I have learned a great deal about myself through this person. Perhaps this is why they are in my life. I have witnessed this person carefully construct a narrative of victimhood that extends to and has influenced a specific person who is dear to me. This narrative involves an US versus THEM mentality where there can be only one “winner.” To win infers that another must lose. However simplistic this may sound in binary terms, the implications reach far and wide. For the person who I love it means they must choose who is the winner and who is the loser. Through a paradigm of victimhood, there is no other option. For to see the situation in gray tones, rather than in black and white, would mean to be reflective and see the ways each person has contributed to a challenging and difficult reality.

The purpose in this writing is not to call anyone out or to be reactive. Rather, I am taking a moment to reflect upon all those who are impacted by the current choices being made. I am trying to take a bird’s eye view as a mother, a wife, a friend, and a spiritual seeker. I can see how a narrative weaved for years has taken hold of a dear soul and has placed them in an un-winnable situation. This person’s current choices, undoubtedly, will have ramifications far into the future that they cannot conceive of or understand. Yet, in this situation that has brewed for so many years, it is clear to me that certain energies are no longer sustainable. The energy of victimhood and all its manifestations are not supportable for me or for my nuclear family.

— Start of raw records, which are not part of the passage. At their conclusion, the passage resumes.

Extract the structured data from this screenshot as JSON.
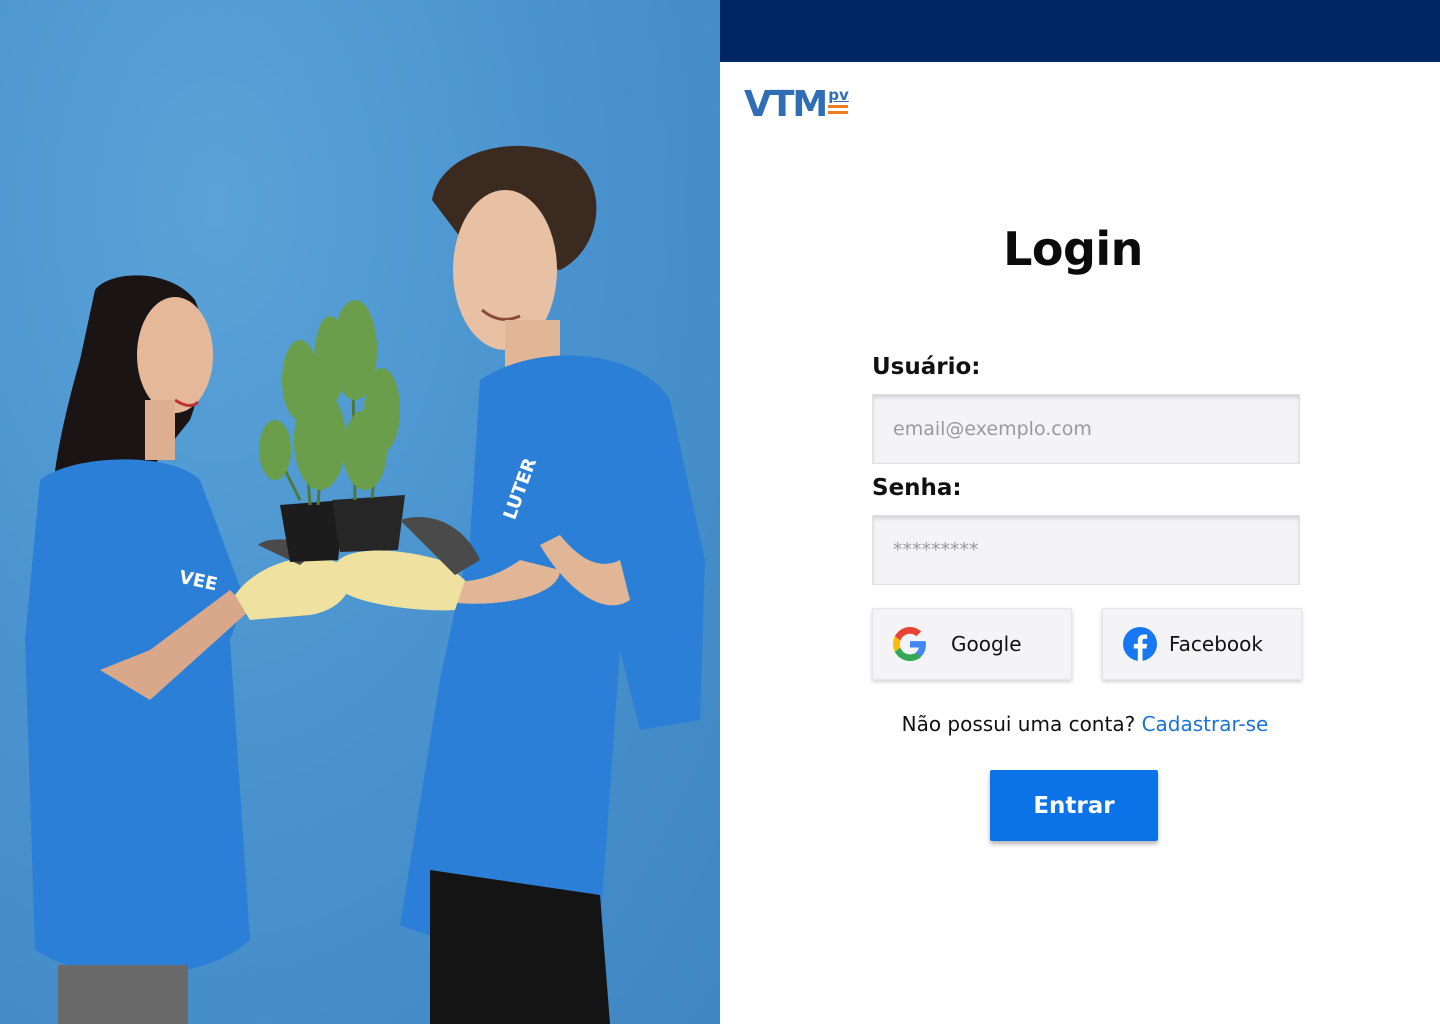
{
  "brand": {
    "name": "VTM",
    "suffix": "pv"
  },
  "login": {
    "title": "Login",
    "username_label": "Usuário:",
    "username_placeholder": "email@exemplo.com",
    "password_label": "Senha:",
    "password_placeholder": "*********",
    "google_label": "Google",
    "facebook_label": "Facebook",
    "no_account_text": "Não possui uma conta?",
    "signup_link": "Cadastrar-se",
    "submit_label": "Entrar"
  },
  "photo": {
    "shirt_text_left": "VEE",
    "shirt_text_right": "LUTER"
  },
  "colors": {
    "topbar": "#002563",
    "brand_blue": "#2f6db5",
    "brand_orange": "#f07a1e",
    "primary_button": "#0b72e7",
    "link": "#1a73d9",
    "photo_background": "#4b94cf",
    "shirt_blue": "#2b7fd6"
  }
}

I have had to learn the difficult lesson of cutting cords and letting go energetically, even though a part of me is always hopeful and wants to say, “Let’s try one more time.”

But it is time to let go and allow individuals to come to their own conclusions. For years I have invested love, energy, time, and resources into a relationship that has never been mutually beneficial or reciprocated. I have felt deep sadness, for I know that much of this person’s inability to give of themselves is because of another person’s direct influence and constructed narrative. Yet, my body, my spirit, and heart tell me that the best thing I can do is send love – unconditional love – and to set this person free. It’s probably the best gift I can give at this moment knowing full well that if this person freely comes back to me, I will love them with open arms.